First and second derivative of a line parametrization are linearly dependent

Question

I got a homework problem in my differential geometry class with which I'm stuck:

Prove: A map

$X: \mathbb{R} \supseteq I \ \rightarrow \mathbb{R}^n, t \rightarrow X(t)$, with $X' \ne 0$

parametrises a line or a line segment if $X'(t)$ and $X''(t)$ are linearly dependent.

• At first I solved it for two dimensions, then an Ansatz can be made for the straight line:

$y(t) = kx(t) + d$, $y'(t) = kx'(t)$ and $y''(t) = kx''(t)$.

And if $X'= (x'(t),y'(t))^T$ and $y''= (x''(t),y''(t))^T$ are linearly dependent, then the determinant of the matrix

\begin{bmatrix} x'&x'' \\ y'&y'' \end{bmatrix}

must equal zero, which implies $x'y'' - x''y' = 0$ or $ \frac{x'}{x''}=\frac{y'}{y''}$. Then I just insert the $x' and x''$ from my Ansatz and see that it fits.

But is that a proove? I'm not sure... (Still it just works in 2 dimensions.)

• Another approach works in three dimensions, then the curvature is given by

$\kappa = \frac{||X' \times X''||}{||X'||^3}$

and if $X', X''$ are linearly dependent, then $X'=a X''$ hold with some constant $a$. So the cross product of two parallel vectors is zero and therefore the curvature is zero which means, $X$ must be a straight line. But does this hold for higher dimensions $n>3$?

So my question is, how do I prove it for n dimensions?

Answer 1

If $X'(t)$ and $X''(t)$ are linearly dependent with $X(t)\ne0$ for all $t$ then there is a function $t\mapsto\lambda (t)$, defined in a neighborhood $U$ of $t=0$, such that $$X''(t)=\lambda(t)X'(t)\qquad(t\in U)\ .$$ If $X(\cdot)\in C^2$ the function $\lambda(t)={X''(t)\cdot X'(t)\over |X'(t)|^2}$ will be automatically continuous.

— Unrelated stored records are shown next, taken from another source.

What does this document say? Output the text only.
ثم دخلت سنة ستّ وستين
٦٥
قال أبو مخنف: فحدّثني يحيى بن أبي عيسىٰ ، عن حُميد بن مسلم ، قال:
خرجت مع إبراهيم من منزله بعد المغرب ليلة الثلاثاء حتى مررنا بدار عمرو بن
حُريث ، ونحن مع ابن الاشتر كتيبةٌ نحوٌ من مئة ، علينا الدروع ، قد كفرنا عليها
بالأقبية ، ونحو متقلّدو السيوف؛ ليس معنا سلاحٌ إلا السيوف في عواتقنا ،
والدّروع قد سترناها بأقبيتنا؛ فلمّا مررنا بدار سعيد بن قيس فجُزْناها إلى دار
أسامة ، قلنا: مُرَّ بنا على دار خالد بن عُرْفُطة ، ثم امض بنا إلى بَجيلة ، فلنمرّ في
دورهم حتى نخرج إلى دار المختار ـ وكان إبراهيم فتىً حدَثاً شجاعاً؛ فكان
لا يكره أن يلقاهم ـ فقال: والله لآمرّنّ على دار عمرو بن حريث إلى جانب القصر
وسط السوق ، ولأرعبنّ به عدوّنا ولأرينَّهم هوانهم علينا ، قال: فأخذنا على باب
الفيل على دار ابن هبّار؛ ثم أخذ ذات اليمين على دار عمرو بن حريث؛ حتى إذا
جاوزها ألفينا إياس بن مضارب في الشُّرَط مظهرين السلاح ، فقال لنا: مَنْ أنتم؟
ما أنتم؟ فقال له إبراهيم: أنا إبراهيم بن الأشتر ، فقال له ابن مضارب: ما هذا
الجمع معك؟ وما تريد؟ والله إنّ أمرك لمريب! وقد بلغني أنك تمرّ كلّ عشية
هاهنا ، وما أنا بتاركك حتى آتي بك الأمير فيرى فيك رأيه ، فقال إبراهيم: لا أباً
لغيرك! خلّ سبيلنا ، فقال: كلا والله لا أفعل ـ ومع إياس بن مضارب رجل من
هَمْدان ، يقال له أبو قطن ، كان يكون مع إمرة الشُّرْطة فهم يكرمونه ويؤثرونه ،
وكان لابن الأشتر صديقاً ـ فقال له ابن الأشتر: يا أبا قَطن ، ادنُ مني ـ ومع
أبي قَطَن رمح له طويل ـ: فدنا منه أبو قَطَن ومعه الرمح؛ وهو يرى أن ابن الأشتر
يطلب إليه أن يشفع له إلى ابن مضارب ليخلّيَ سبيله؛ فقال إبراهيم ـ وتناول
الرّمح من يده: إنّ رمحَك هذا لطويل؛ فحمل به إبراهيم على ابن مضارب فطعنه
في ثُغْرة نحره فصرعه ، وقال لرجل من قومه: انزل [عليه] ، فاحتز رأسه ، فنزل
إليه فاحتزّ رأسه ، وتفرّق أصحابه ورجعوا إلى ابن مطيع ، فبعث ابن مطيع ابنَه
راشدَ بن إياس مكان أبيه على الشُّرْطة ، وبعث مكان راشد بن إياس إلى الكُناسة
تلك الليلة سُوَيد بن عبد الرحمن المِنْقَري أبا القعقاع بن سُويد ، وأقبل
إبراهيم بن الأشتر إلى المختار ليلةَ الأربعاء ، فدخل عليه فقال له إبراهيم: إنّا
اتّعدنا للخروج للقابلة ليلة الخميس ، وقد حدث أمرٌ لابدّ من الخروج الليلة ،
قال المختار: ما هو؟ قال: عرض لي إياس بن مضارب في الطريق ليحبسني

Let $X'(0)=v_0\ne0$, and consider a fixed vector $e\perp v_0$. The auxiliary scalar function $$\phi(t):=e\cdot X'(t)$$ satisfies $\phi(0)=0$ and $$\phi'(t)=e\cdot X''(t)=\lambda(t)\ e\cdot X'(t)\ ,$$ hence is a solution of the IVP $$\phi'(t)=\lambda(t)\phi(t), \quad\phi(0)=0\ .\tag{1}$$ Since $\phi(t)\equiv0$ is a solution of $(1)$, the general existence and uniqueness theorem for ODEs in fact enforces $\phi(t)\equiv0$, hence $X'(t)\perp e$ for all times. As $e\perp v_0$ was chosen arbitrarily we can conclude that $$X'(t)=g(t) v_0\qquad(t\in U)$$ for a certain function $t\mapsto g(t)>0$. It is then clear that the point $t\mapsto X(t)$ moves on a line with direction $v_0$.

Answer 2

I think I got it:

$X: \mathbb{R} \rightarrow \mathbb{R}^n : t \rightarrow X(t)$ mit $X'(t) \ne 0$ $\forall t$

One has: $X''(t)=a(t) X'(t), a(t) \in \mathbb{R}$ (linearly dependent)

Choose an arbitrary component $x_i$ \begin{align} x_i''(t) &= a(t) x_i'(t) &\\ \frac{x_i''}{x_i'} &= a &| \int dt \\ \int (ln(x_i'))'dt &= \int a dt &| A := \int a dt \\ ln(x_i') + C_{i1} &= A &| e^{(...)} \\ C_{i2} x_i' &= e^{A} &| \int dt \\ C_{i2} x_i + C_{i3} &= \frac{e^{A}}{a} \\ x_i(t) &= \frac{e^{A} - aC_{i3}}{a C_{i2}} \end{align}

This holds for all components $x_1,...,x_n$. Then one has for the curve

\begin{align} X(t) &= \frac{1}{a}u \cdot (e^{A} - a v) &| u = (1/C_{12} ,..., 1/C_{n2})^T \\ &= \frac{1}{a}u e^{A} - uv &| v = (C_{13} ,..., C_{n3})^T \\ &= \frac{1}{a}u e^{A} + w &| w = (-C_{13}/C_{12} ,..., -C_{n3}/C_{n2})^T \\ &= \lambda(t) u + w &| \lambda = \frac{e^{A(t)}}{a(t)} \end{align}

This is the parametrization of a straight line, with $w$ beeing an arbitrary point on the line, $u$ a vector parallel zu the line. $\lambda(t)$ is a paramter, depending on which the curve is run through.

By parametrization to constant speed $X'(t) = T$ ($T_i = k_i =const.$ in all components) the acceleration vector $X''(t) = (T)' = 0$ vanishes. Such a parametrization can be done for any curve, for which the prove was given in the lecture.

I am glad if somebody could confirm or confute my result, thanks.